On the afternoon of the second day, they descended through the pass into a fertile valley that belonged to one of the Otori branch families, distant cousins of Shigeru’s. Though of extremely high rank, this family had always farmed their own land rather than exacting taxes from tenants. Shigeru was enchanted by their residence, which combined the restrained elegance of the warrior class with a rustic informality, and he was impressed by the head of the household, Otori Eijiro, who seemed endlessly knowledgeable about the nature of the land and its crops. His family was large and boisterous, though somewhat subdued on this occasion by the status of their guest and his companions.

After the visitors had washed the dust of the journey from their feet and hands, they sat in the main room, all the doors open to catch the soft breeze from the south.
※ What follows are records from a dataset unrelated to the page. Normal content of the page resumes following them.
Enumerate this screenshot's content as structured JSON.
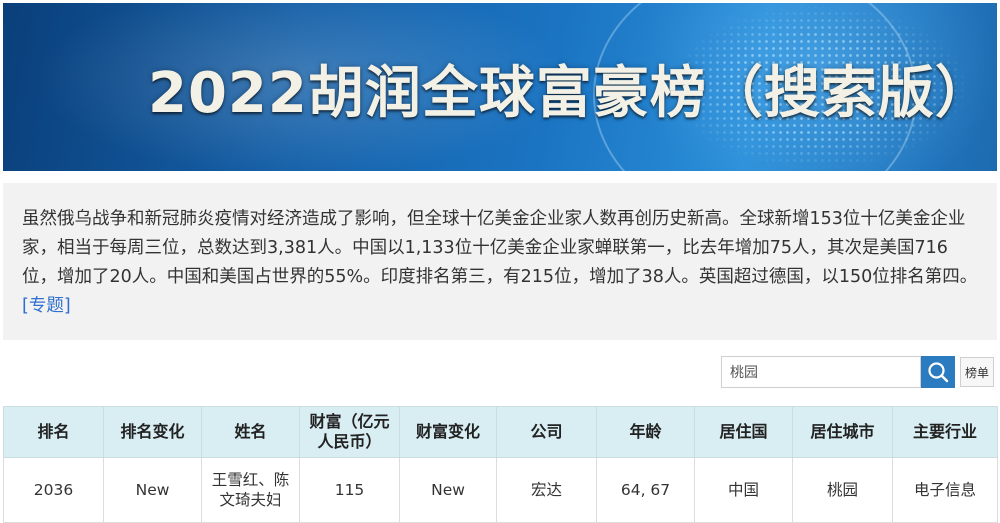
{
  "banner": {
    "title": "2022胡润全球富豪榜（搜索版）"
  },
  "intro": {
    "text": "虽然俄乌战争和新冠肺炎疫情对经济造成了影响，但全球十亿美金企业家人数再创历史新高。全球新增153位十亿美金企业家，相当于每周三位，总数达到3,381人。中国以1,133位十亿美金企业家蝉联第一，比去年增加75人，其次是美国716位，增加了20人。中国和美国占世界的55%。印度排名第三，有215位，增加了38人。英国超过德国，以150位排名第四。",
    "link_label": "[专题]"
  },
  "search": {
    "value": "桃园",
    "button_icon": "search-icon",
    "list_button_label": "榜单"
  },
  "table": {
    "headers": [
      "排名",
      "排名变化",
      "姓名",
      "财富（亿元人民币）",
      "财富变化",
      "公司",
      "年龄",
      "居住国",
      "居住城市",
      "主要行业"
    ],
    "rows": [
      [
        "2036",
        "New",
        "王雪红、陈文琦夫妇",
        "115",
        "New",
        "宏达",
        "64, 67",
        "中国",
        "桃园",
        "电子信息"
      ]
    ]
  },
  "colors": {
    "header_bg": "#d9eef3",
    "search_button": "#2a7bc0",
    "link": "#2f6fd0",
    "intro_bg": "#f2f2f2"
  }
}
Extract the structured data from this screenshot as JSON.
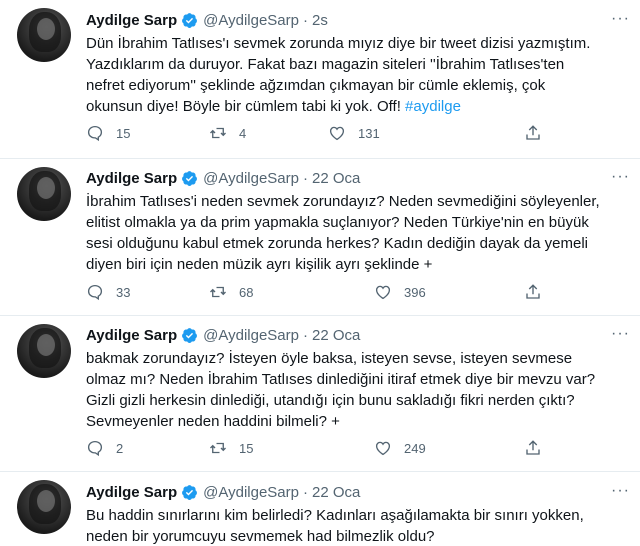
{
  "tweets": [
    {
      "name": "Aydilge Sarp",
      "handle": "@AydilgeSarp",
      "time": "2s",
      "lines": [
        "Dün İbrahim Tatlıses'ı sevmek zorunda mıyız diye bir tweet dizisi yazmıştım.",
        "Yazdıklarım da duruyor. Fakat bazı magazin siteleri ''İbrahim Tatlıses'ten",
        "nefret ediyorum'' şeklinde ağzımdan çıkmayan bir cümle eklemiş, çok",
        "okunsun diye! Böyle bir cümlem tabi ki yok. Off!"
      ],
      "hashtag": "#aydilge",
      "replies": "15",
      "retweets": "4",
      "likes": "131"
    },
    {
      "name": "Aydilge Sarp",
      "handle": "@AydilgeSarp",
      "time": "22 Oca",
      "lines": [
        "İbrahim Tatlıses'i neden sevmek zorundayız? Neden sevmediğini söyleyenler,",
        "elitist olmakla ya da prim yapmakla suçlanıyor? Neden Türkiye'nin en büyük",
        "sesi olduğunu kabul etmek zorunda herkes? Kadın dediğin dayak da yemeli",
        "diyen biri için neden müzik ayrı kişilik ayrı şeklinde +"
      ],
      "replies": "33",
      "retweets": "68",
      "likes": "396"
    },
    {
      "name": "Aydilge Sarp",
      "handle": "@AydilgeSarp",
      "time": "22 Oca",
      "lines": [
        "bakmak zorundayız? İsteyen öyle baksa, isteyen sevse, isteyen sevmese",
        "olmaz mı? Neden İbrahim Tatlıses dinlediğini itiraf etmek diye bir mevzu var?",
        "Gizli gizli herkesin dinlediği, utandığı için bunu sakladığı fikri nerden çıktı?",
        "Sevmeyenler neden haddini bilmeli? +"
      ],
      "replies": "2",
      "retweets": "15",
      "likes": "249"
    },
    {
      "name": "Aydilge Sarp",
      "handle": "@AydilgeSarp",
      "time": "22 Oca",
      "lines": [
        "Bu haddin sınırlarını kim belirledi? Kadınları aşağılamakta bir sınırı yokken,",
        "neden bir yorumcuyu sevmemek had bilmezlik oldu?"
      ]
    }
  ],
  "separator_dot": "·",
  "more_glyph": "···",
  "colors": {
    "accent": "#1d9bf0",
    "secondary_text": "#536471",
    "divider": "#e6ecf0"
  },
  "icons": [
    "verified-badge-icon",
    "reply-icon",
    "retweet-icon",
    "like-icon",
    "share-icon",
    "more-icon"
  ]
}
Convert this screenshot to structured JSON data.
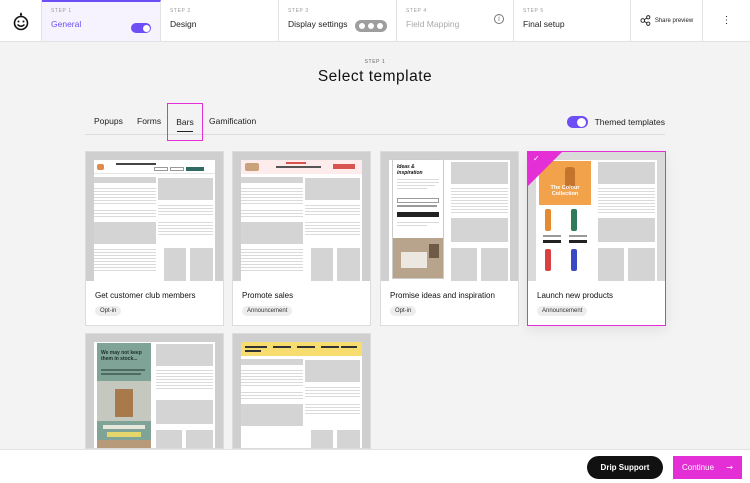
{
  "steps": [
    {
      "num": "STEP 1",
      "label": "General"
    },
    {
      "num": "STEP 2",
      "label": "Design"
    },
    {
      "num": "STEP 3",
      "label": "Display settings"
    },
    {
      "num": "STEP 4",
      "label": "Field Mapping"
    },
    {
      "num": "STEP 5",
      "label": "Final setup"
    }
  ],
  "share_label": "Share preview",
  "more_glyph": "⋮",
  "info_glyph": "i",
  "header": {
    "step": "STEP 1",
    "title": "Select template"
  },
  "tabs": [
    "Popups",
    "Forms",
    "Bars",
    "Gamification"
  ],
  "themed_label": "Themed templates",
  "cards": [
    {
      "title": "Get customer club members",
      "tag": "Opt-in"
    },
    {
      "title": "Promote sales",
      "tag": "Announcement"
    },
    {
      "title": "Promise ideas and inspiration",
      "tag": "Opt-in"
    },
    {
      "title": "Launch new products",
      "tag": "Announcement"
    }
  ],
  "thumb_text": {
    "ideas": "Ideas & inspiration",
    "collection": "The Colour Collection",
    "hoh": "We may not keep them in stock..."
  },
  "check_glyph": "✓",
  "bottom": {
    "support": "Drip Support",
    "continue": "Continue",
    "arrow": "→"
  },
  "colors": {
    "accent": "#6e4ef5",
    "highlight": "#e52fd6"
  }
}
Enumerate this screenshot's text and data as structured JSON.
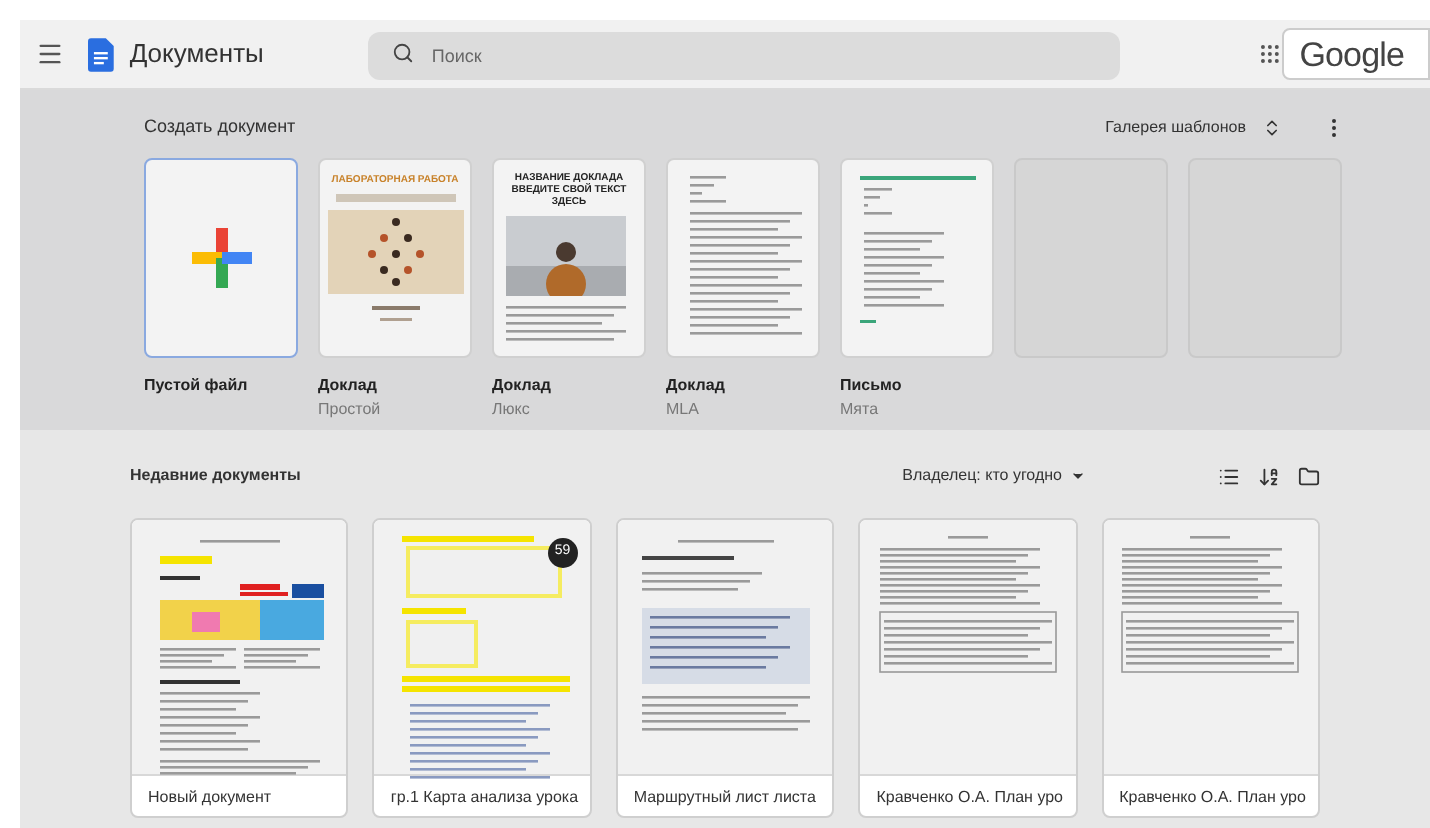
{
  "app": {
    "title": "Документы",
    "search": {
      "placeholder": "Поиск"
    },
    "account_label": "Google"
  },
  "templates": {
    "heading": "Создать документ",
    "gallery_label": "Галерея шаблонов",
    "gallery_expanded": false,
    "items": [
      {
        "kind": "blank",
        "title": "Пустой файл",
        "selected": true
      },
      {
        "kind": "lab",
        "title": "Доклад",
        "subtitle": "Простой",
        "cover_title": "ЛАБОРАТОРНАЯ РАБОТА",
        "selected": false
      },
      {
        "title": "Доклад",
        "subtitle": "Люкс",
        "cover_title": "НАЗВАНИЕ ДОКЛАДА ВВЕДИТЕ СВОЙ ТЕКСТ ЗДЕСЬ",
        "selected": false
      },
      {
        "kind": "text",
        "title": "Доклад",
        "subtitle": "MLA",
        "selected": false
      },
      {
        "kind": "letter",
        "title": "Письмо",
        "subtitle": "Мята",
        "selected": false
      },
      {
        "kind": "empty",
        "selected": false
      },
      {
        "kind": "empty",
        "selected": false
      }
    ]
  },
  "recent": {
    "heading": "Недавние документы",
    "owner_filter": "Владелец: кто угодно",
    "documents": [
      {
        "kind": "table",
        "title": "Новый документ"
      },
      {
        "kind": "screens",
        "title": "гр.1 Карта анализа урока",
        "badge": "59"
      },
      {
        "kind": "text",
        "title": "Маршрутный лист листа"
      },
      {
        "kind": "plan",
        "title": "Кравченко О.А. План уро"
      },
      {
        "kind": "plan",
        "title": "Кравченко О.А. План уро"
      }
    ]
  }
}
Eijiro’s wife and three daughters brought tea and sweet bean paste cakes. His sons put on a display of horsemanship in the grassy meadow to the south of the house; then they all competed with the bow, shooting both on horseback and on foot. Tadao was declared the winner, and Eijiro gave him a quiver made from deerskin. The two older girls also competed and were equal to their brothers in skill. When Shigeru commented on this-for though most Otori girls learned to ride, he had never seen women taught the arts of war-Eijiro gave his usual loud laugh.“My wife is from the Seishuu. In the West they teach their girls to fight like men. It is the influence of the Maruyama, of course. But why not? It keeps the girls healthy and strong, and they seem to love it.”

“Tell me about Maruyama,” Shigeru said.

“It’s the last of the great Western domains to be inherited through the female line. The present ruler is Naomi; she’s seventeen and recently married. Her husband is a much older man closely connected to the Iida family. It seemed a strange alliance; there’s no doubt the Tohan hope to acquire the domain by marriage, stealth, or war.

“Have you been there?” The West lay at least a week’s journey beyond Yamagata.